A foundational history of health care support
Nanaline Duke was James B. Duke’s wife, and the fund established by her will in 1973 still supports the priorities that were important to the couple when they endowed Duke University—including health care. Today’s academic medical centers are worlds different than in the Duke family’s day, but the greatest need is still the same: skilled doctors to teach the art and science of medical practice and research.
So when the Department of Surgery was in need of expendable funds to build staff and faculty, the Nanaline H. Duke Trust supported its ambitions with a $2.5 million gift to be used at the discretion of department chair Allan D. Kirk M.D.’87, Ph.D.’92. More than 40 years later, a fund that traces directly back to the university’s origins is still supporting medical research, education, and patient care.
Supporting a new visionary leader
For 22 years, David Epstein was chair and beloved leader of Duke Ophthalmology. His energy was a driving force behind the construction of the Duke Eye Center in 2005 and the funding and construction of the new Hudson Building, a 116,000-square-foot addition to the Eye Center that opened in 2015. When Epstein died unexpectedly in March, it was thought that the tremendous momentum of the ophthalmology program might slow. So The Duke Endowment stepped in with a $4 million gift to fund a professorship for Epstein’s successor and expendable money for the search. This will help ensure strong leadership for the Eye Center—leadership worthy of following in Epstein’s footsteps.

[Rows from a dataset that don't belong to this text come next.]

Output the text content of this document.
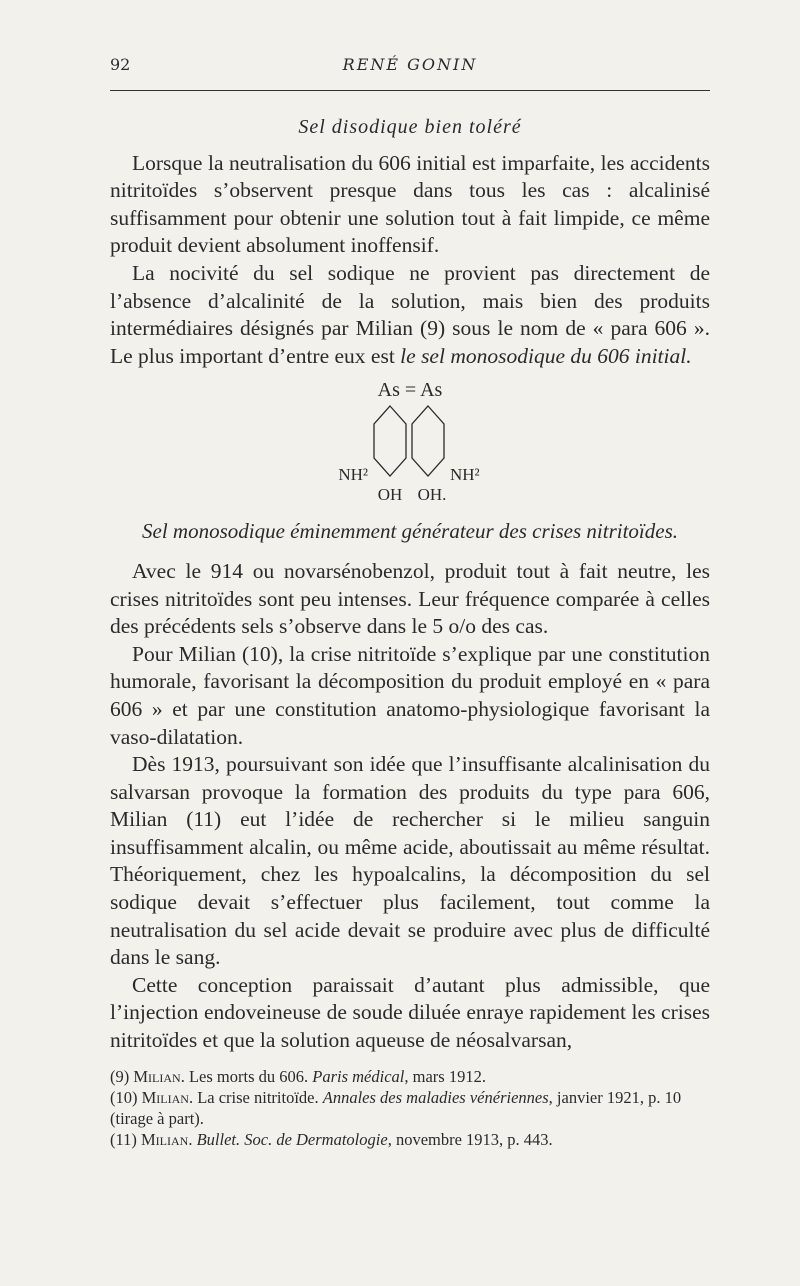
92	RENÉ GONIN
Sel disodique bien toléré

Lorsque la neutralisation du 606 initial est imparfaite, les accidents nitritoïdes s’observent presque dans tous les cas : alcalinisé suffisamment pour obtenir une solution tout à fait limpide, ce même produit devient absolument inoffensif.

La nocivité du sel sodique ne provient pas directement de l’absence d’alcalinité de la solution, mais bien des produits intermédiaires désignés par Milian (9) sous le nom de « para 606 ». Le plus important d’entre eux est le sel monosodique du 606 initial.

As = As
NH²	NH²
OH OH.
Sel monosodique éminemment générateur des crises nitritoïdes.

Avec le 914 ou novarsénobenzol, produit tout à fait neutre, les crises nitritoïdes sont peu intenses. Leur fréquence comparée à celles des précédents sels s’observe dans le 5 o/o des cas.

Pour Milian (10), la crise nitritoïde s’explique par une constitution humorale, favorisant la décomposition du produit employé en « para 606 » et par une constitution anatomo-physiologique favorisant la vaso-dilatation.

Dès 1913, poursuivant son idée que l’insuffisante alcalinisation du salvarsan provoque la formation des produits du type para 606, Milian (11) eut l’idée de rechercher si le milieu sanguin insuffisamment alcalin, ou même acide, aboutissait au même résultat. Théoriquement, chez les hypoalcalins, la décomposition du sel sodique devait s’effectuer plus facilement, tout comme la neutralisation du sel acide devait se produire avec plus de difficulté dans le sang.

Cette conception paraissait d’autant plus admissible, que l’injection endoveineuse de soude diluée enraye rapidement les crises nitritoïdes et que la solution aqueuse de néosalvarsan,

(9) Milian. Les morts du 606. Paris médical, mars 1912.

(10) Milian. La crise nitritoïde. Annales des maladies vénériennes, janvier 1921, p. 10 (tirage à part).

(11) Milian. Bullet. Soc. de Dermatologie, novembre 1913, p. 443.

A gift of gratitude brings in new healers
Gerhard and Ruth Cless turned to Duke in 2002 when their son, Bryan, was diagnosed with a malignant brain tumor. It was a difficult time, but today Bryan is the healthy father of four children. The Clesses, who say they believe Duke’s brain tumor team is “the best in the world,” established a fund for brain tumor research, and this year created the Cless Family Neuro-Oncology Professorship with a $2.5 million gift. Endowed professorships allow Duke to attract and retain world leaders in science and medicine.